Compound 6: white microcrystals; m.p. 207–208 °C; [α]25D −15.0 (c 0.05, MeOH). The HRESIMS showed [M-H2O + H]+ found at m/z 413.3414 (calculated 413.3420 for C28H45O2), [M-2H2O + H]+ found at m/z 395.3306 (calculated 395.3314 for C28H43O), and [M-3H2O + H]+ found at m/z 377.3202 (calculated 377.3208 for C28H41). For 1H and 13C NMR, see Table 1 and Table 2.

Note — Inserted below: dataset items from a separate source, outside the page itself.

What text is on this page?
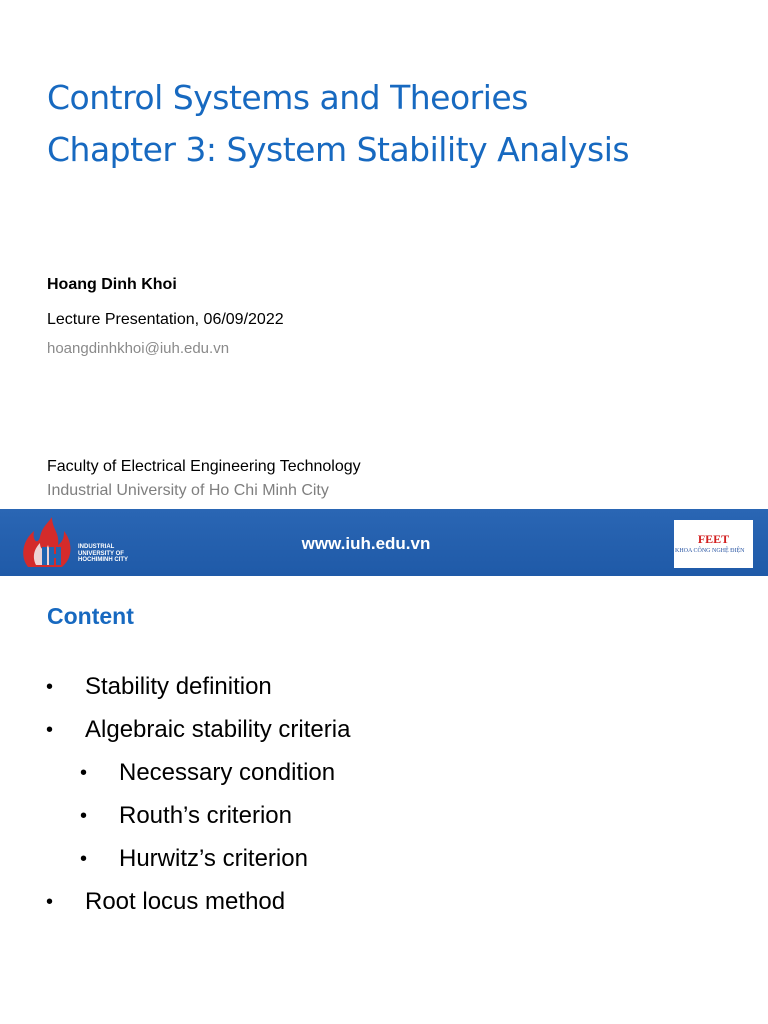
Control Systems and Theories
Chapter 3: System Stability Analysis
Hoang Dinh Khoi
Lecture Presentation, 06/09/2022
hoangdinhkhoi@iuh.edu.vn
Faculty of Electrical Engineering Technology
Industrial University of Ho Chi Minh City
INDUSTRIAL
UNIVERSITY OF
HOCHIMINH CITY
www.iuh.edu.vn	FEET
KHOA CÔNG NGHỆ ĐIỆN
Content
• Stability definition
• Algebraic stability criteria
• Necessary condition
• Routh’s criterion
• Hurwitz’s criterion
• Root locus method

3.4. Evaluation of Cytotoxic Activity

Cytotoxicity assays were carried out in triplicate in a 96-well microtiter plates against HepG-2, Lu-1, and MCF-7, using a modification of the published method [24]. Cells were maintained in Dulbecco′s D-MEM medium, supplemented with 10% fetal calf serum, L-glutamine (2 mM), penicillin G (100 UI.mL−1), streptomycin (100 μg.mL−1), and gentamicin (10 μg.mL−1). Stock solutions of the compounds were prepared in DMSO/H2O (1/9), and the cytotoxicity assays were carried out against cancer cells (3 × 103 cells.mL−1). After 72 h of incubation at 37 °C in air/CO2 (95:5), with or without the test compounds, cell growth was estimated by colorimetric measurement of stained living cells using neutral red. Optical density was determined at 540 nm with a Titertek Multiscan photometer. The IC50 value was defined as the concentration of the sample necessary to inhibit cell growth to 50% of the control. Ellipticine was used as a reference compound.